Bartłomiej Sielewski

Personal information
- Full name: Bartłomiej Sielewski
- Date of birth: 9 August 1984 (age 40)
- Place of birth: Płock, Poland
- Height: 1.87 m (6 ft 1+1⁄2 in)
- Position(s): Centre-back

Youth career
- Wisła Płock

Senior career*
- Years: Team / Apps / (Gls)
- 2003–2004: Masovia Płock
- 2005–2007: Mazowsze Płock
- 2007–2010: Wisła Płock / 79 / (10)
- 2010–2011: Piast Gliwice / 18 / (2)
- 2011–2021: Wisła Płock / 157 / (11)

= Bartłomiej Sielewski =

Polish footballer

Bartłomiej Sielewski (born 9 August 1984) is a Polish former professional footballer who played as a centre-back.

==Career==

===Club===
From 2003 to 2007, he played for two Płock lower division sides, Masovia and Mazowsze.

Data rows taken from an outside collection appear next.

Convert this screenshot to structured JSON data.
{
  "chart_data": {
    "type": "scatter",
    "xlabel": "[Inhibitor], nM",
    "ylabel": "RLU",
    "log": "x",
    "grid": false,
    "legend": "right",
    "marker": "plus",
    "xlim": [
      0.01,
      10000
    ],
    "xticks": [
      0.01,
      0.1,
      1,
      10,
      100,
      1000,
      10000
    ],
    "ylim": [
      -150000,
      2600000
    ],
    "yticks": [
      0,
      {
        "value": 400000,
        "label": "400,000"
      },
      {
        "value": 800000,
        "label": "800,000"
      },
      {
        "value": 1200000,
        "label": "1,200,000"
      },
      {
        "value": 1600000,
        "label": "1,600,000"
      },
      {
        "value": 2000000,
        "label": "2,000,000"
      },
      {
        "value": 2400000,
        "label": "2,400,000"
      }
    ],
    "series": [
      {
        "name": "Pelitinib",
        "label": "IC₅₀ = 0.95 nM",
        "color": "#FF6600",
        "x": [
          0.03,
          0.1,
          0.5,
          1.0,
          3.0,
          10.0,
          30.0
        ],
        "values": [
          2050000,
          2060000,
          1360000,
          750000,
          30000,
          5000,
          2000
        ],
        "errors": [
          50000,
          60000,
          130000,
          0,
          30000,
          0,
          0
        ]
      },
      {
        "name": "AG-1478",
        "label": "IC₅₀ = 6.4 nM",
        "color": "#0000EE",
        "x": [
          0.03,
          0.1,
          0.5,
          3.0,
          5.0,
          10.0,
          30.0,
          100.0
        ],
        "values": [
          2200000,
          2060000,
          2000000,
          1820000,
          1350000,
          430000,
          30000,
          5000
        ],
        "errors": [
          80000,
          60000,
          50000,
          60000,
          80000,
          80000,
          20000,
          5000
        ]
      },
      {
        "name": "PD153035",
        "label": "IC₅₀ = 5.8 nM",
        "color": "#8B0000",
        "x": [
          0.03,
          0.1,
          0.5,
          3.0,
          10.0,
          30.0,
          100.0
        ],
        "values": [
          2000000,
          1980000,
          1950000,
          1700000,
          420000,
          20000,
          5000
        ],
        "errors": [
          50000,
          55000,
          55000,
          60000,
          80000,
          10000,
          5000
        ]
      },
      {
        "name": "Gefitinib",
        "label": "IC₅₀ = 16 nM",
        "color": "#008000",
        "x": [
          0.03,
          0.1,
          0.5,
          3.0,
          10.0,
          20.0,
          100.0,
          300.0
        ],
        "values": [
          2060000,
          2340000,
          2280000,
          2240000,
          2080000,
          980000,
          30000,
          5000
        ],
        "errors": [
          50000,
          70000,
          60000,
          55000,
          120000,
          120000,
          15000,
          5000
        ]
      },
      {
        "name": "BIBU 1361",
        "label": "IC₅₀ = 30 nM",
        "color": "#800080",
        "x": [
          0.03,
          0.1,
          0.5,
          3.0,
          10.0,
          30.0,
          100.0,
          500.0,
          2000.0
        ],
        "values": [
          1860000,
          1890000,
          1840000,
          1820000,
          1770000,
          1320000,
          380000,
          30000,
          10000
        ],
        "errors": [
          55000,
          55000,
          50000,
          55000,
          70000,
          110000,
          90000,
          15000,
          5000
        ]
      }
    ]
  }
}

In 2007, he moved to Wisła Płock. He made his debut as a substitute in a 1–2 away win over Motor Lublin on 8 August 2007. During his first stint with Wisła, he made 84 appearances across all competitions, scored 10 goals and was given 13 yellow cards.

In June 2011, he returned to Wisła Płock on a two-year contract.